Sunday, September 14, 2008
Tuolumne Meadows, Yosemite National Park, CA -- Our campground neighbor and co-volunteer Adrienne is THE role-model for experienced campers here in Yosemite.
She’s been camping for years, loves it, and has learned how to stay comfortable even in a semi-harsh environment. It IS beautiful here, but is also can be cold, hot, dusty, wet or dry, or all of the above in a matter of hours.
Her home is normally in Seal Beach, in Southern California, and she is a former surfer chick and photo studio manager exec and artists with lots of talent and a love for Yosemite.
Her husband isn’t too hot on camping for himself, but indulges and supports her passion for doing it in comfort and style.
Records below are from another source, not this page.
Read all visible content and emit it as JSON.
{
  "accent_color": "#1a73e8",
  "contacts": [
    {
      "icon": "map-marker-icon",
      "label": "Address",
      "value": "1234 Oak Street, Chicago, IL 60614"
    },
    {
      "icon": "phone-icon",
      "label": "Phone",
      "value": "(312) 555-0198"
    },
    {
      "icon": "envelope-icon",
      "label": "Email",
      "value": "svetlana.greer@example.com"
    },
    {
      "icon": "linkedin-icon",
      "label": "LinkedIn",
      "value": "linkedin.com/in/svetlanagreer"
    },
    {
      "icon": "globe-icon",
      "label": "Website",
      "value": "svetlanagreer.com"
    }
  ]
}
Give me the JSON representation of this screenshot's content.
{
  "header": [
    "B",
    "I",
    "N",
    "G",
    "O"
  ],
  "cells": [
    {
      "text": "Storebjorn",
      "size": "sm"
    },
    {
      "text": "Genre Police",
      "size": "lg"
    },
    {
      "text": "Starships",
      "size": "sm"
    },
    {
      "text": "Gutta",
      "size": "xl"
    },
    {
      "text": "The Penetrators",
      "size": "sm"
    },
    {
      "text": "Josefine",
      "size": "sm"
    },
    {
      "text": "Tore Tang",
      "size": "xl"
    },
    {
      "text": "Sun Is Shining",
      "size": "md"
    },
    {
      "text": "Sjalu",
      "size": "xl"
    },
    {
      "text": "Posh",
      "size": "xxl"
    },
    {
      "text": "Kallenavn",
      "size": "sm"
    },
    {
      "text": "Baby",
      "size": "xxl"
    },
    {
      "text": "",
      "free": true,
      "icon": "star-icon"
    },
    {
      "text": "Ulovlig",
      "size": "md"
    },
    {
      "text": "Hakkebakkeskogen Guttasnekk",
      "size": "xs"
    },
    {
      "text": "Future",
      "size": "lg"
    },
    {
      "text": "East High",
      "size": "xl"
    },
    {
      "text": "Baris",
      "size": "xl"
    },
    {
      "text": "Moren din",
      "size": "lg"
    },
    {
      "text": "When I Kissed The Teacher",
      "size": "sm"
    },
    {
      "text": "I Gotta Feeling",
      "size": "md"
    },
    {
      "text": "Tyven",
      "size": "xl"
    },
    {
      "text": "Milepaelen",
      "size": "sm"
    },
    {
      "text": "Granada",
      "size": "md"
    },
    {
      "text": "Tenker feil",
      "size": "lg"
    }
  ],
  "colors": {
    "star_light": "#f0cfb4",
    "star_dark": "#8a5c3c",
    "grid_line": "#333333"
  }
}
He buys her little items she spotted in catalogs and elsewhere over the years and they make living in the woods more comfortable.
She maintains her status as a camper, environmentalist and lover of the outdoors, but sees no need to be uncomfortable when living and working in the park for five week stints.
Yosemite’s campgrounds provide minimal facilities -- toilets and cold water are about the limit -- but Adrienne has found ways to make it seem home-like.
Her base camp is a large red two-room tent, big enough to stand in. Nice carpets on the floor. The front room is her sitting room, and has a small folding table if she needs to eat inside or entertain guests. The bedroom has an inflatable single bed that that is up off he ground, and uses a down comforter to stay warm. She also has a cold weather sleeping bag if it really gets chilly. (So far, it has only gotten down to 29 degrees.) She also has a propane tent heater for really cold nights.
For shade on warm days she uses an attractive green patio umbrella. She keeps fresh flowers and a potted plant, all of which adds a certain cache to the campground. She also has crafted unique bags and boxes to contain her small stuff. She has an artistic touch and everything is well done.
She brings along a kitchen unit she designed, and her dad helped her build. It has a camoflauge cover so it blends in, and it sits next to the bear-proof metal storage box, which she uses for extra counter space.
Her kitchen includes a stove, with piped in propane; a hot water on-demand heater, also piped to the water supply (a low-tech jug) which pumps upward into her sink; storage for utensils; a basin/sink; a propane-fired Teflon grill. She uses a rechargeable battery pack to run the necessary pumps, and to run her photo printer from her digital camera, and to keep her cell phone working (yes, we have reception here 8,700 feet up in the mountains) .
She makes very small fires for warmth, has a comfortable chair and a hammock.
She also has a device which she declined to encourage photographs of, which is used to avoid long cold walks to the bathroom at night.
She uses her bicycle for transportation, eats well, entertains from her temporary home with exotic teas, hot coffee and warm hospitality, and is the envy of her neighbors (us).
All of this stuff fits neatly into her van, and her self-imposed rule is that if she has too much stuff and it rises above the van windows, something gets left behind.
Oh yes: she also has bear bells hung around her kitchen area on a trip wire in case a bear becomes too interested in her home. One night when she did have a large brown guest she simply stepped outside the tent, said, “Shoo bear!” and the bear -- recognizing her territorial claims, shooed quietly into the night.
A neighbor who spent the night, visiting from Southern California, calls her the Martha Stewart of Camping.
Last night she cooked dinner for everyone.
Just the kind of neighbor everyone needs!